As a team member and one of the leaders of a premier managed service provider (MSP) here at Sikich, our path to adding a managed security service provider (MSSP) has been a very natural progression. The reasons for this include security and innovation, both of which we’ve always done.
Security needs to be a major part of even an average MSP’s offer. Patch management, antivirus management, and even backup management are security activities. User account administration, designing server and network environments with principal of least privilege, implementing strong password policy, and multi-factor authentication are also security activities. The list of MSP activities that are also security activities is long.
One of the reasons we are considered by industry standards as a premier MSP is our ability to bring innovation to client environments. We continuously evaluate new products and have a great eye for value. We discover new products that meet existing needs and quickly start to pilot and test.
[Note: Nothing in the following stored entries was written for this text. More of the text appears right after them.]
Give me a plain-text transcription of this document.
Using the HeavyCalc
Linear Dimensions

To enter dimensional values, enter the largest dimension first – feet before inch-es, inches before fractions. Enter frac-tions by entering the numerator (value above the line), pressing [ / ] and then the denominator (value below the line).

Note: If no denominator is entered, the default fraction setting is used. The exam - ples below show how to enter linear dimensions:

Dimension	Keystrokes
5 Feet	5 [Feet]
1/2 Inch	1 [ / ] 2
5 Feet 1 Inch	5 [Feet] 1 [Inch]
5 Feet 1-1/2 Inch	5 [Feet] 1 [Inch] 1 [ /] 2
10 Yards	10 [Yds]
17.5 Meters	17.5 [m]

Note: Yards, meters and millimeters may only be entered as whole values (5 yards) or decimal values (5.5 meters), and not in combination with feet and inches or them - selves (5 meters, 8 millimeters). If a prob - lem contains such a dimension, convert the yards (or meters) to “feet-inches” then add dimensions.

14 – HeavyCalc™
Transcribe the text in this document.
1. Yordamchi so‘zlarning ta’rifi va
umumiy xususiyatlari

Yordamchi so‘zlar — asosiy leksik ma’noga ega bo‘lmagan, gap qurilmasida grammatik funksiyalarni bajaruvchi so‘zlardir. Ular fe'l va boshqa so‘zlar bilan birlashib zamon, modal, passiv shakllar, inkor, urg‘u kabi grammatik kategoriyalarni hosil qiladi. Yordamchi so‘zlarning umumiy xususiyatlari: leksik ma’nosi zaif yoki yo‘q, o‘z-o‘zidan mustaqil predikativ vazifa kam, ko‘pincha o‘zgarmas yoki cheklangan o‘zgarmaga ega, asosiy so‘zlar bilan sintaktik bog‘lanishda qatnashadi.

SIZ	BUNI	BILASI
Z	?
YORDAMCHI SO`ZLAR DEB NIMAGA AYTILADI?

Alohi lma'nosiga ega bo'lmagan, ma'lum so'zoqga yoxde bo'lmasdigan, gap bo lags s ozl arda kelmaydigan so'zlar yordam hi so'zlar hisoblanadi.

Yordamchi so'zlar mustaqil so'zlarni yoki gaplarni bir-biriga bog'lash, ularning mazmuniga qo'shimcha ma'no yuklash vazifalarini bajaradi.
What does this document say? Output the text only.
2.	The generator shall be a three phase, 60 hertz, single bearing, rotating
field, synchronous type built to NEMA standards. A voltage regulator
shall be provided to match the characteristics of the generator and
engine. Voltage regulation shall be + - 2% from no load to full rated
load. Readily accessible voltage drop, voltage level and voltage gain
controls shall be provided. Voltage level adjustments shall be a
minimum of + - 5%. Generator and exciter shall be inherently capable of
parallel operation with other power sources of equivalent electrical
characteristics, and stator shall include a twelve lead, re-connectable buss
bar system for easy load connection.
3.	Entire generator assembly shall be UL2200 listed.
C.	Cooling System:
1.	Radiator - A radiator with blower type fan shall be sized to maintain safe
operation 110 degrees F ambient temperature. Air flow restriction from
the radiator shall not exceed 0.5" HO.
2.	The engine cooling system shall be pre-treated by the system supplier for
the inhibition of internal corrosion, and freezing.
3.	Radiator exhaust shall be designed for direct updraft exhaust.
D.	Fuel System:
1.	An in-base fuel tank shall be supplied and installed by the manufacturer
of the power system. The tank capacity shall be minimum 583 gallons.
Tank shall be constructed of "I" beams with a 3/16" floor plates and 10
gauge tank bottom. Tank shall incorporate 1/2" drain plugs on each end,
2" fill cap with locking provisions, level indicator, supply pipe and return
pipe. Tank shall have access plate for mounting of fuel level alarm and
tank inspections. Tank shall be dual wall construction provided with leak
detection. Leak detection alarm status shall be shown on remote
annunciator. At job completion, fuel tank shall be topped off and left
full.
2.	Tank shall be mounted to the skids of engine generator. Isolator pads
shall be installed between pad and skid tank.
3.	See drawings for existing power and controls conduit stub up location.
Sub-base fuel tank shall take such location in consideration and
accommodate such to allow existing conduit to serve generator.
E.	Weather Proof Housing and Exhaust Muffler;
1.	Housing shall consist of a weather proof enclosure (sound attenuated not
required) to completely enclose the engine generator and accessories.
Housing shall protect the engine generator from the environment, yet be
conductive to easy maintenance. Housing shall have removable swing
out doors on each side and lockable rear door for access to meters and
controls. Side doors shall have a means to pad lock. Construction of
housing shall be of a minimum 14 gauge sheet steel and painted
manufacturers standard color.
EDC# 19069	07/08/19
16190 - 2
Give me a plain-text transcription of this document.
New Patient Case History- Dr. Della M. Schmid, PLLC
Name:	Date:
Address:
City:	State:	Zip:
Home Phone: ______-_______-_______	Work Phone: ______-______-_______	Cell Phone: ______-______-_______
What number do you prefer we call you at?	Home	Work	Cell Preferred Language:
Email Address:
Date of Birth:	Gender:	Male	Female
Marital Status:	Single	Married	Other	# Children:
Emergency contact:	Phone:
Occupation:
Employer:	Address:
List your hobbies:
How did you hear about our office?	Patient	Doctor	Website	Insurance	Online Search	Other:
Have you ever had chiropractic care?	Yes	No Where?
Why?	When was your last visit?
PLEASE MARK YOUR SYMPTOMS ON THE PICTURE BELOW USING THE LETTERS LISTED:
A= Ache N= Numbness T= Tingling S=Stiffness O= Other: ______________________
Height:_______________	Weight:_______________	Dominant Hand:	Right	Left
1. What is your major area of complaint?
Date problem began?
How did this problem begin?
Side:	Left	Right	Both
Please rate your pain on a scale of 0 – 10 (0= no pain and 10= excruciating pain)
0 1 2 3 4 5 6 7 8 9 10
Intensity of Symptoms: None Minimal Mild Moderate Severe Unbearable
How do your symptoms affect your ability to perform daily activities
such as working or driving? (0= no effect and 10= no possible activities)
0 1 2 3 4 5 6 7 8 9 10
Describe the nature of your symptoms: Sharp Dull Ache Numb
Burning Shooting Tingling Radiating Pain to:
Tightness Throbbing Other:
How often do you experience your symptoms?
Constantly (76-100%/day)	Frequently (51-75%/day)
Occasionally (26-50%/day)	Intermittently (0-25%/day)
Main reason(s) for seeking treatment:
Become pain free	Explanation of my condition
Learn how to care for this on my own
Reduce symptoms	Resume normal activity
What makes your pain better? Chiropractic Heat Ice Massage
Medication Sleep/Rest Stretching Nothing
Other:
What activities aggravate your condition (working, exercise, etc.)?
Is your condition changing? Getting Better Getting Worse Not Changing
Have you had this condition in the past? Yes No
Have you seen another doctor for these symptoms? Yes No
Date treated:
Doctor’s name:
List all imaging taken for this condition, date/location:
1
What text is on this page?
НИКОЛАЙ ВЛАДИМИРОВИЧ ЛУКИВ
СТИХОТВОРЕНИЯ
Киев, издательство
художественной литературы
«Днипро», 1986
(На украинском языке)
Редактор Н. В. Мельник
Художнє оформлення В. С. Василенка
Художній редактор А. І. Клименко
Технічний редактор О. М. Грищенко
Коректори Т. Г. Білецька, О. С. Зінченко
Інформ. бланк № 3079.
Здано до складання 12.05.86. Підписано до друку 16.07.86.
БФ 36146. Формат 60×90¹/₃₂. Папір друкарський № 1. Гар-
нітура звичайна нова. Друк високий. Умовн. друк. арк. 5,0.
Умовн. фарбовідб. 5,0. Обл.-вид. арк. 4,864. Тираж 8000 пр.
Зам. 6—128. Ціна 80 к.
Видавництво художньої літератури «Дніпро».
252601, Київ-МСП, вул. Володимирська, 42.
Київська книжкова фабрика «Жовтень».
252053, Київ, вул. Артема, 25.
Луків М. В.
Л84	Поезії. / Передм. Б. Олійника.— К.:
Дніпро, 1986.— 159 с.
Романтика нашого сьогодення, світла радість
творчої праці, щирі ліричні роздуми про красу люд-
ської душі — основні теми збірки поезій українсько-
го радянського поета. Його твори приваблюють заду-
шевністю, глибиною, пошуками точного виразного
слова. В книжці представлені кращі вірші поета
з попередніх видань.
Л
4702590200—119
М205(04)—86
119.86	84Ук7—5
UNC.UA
After validating, those become standards we roll out to the entire managed client base.
Our Transition to Managed Security Service Provider
Microsoft’s Advanced Threat Protection for Exchange Online is a great example of a mature standard that offers great security value across our client base. As soon as ATP released, we knew it made sense based upon what it solved for (zero-day threats in email links and attachments) and the upfront and ongoing cost.
An example of emerging innovation is around Microsoft Conditional Access polices as part of Enterprise Mobility and Security and Microsoft 365. Now that the Microsoft cloud has been widely adopted and data is accessible from anywhere from any device, a more granular counterbalance is needed. Take into account the level of access the user has as well as whether the user’s device is trustworthy.
Those security and innovation tenets led us to MSSP. We know behavior-based threat detection, log analysis with a SIEM, and a SOC to land, interpret and respond to that data are all needed. We have a proven track record of identifying both the need and solution.
There has been an ever-widening gap between the quality of service between different MSPs. The market demand for MSSP will accelerate that trend. Beware of those that have recently added some tools and “do security now.”
As a managed security service provider, we have a proven track record for protecting the data, cloud deployments, and network of companies like yours. We have a full-service consultancy that performs in-depth penetration testing, risk assessments, and compliance consulting. We’re not only a premier MSP, but we’re a premium MSSP as well.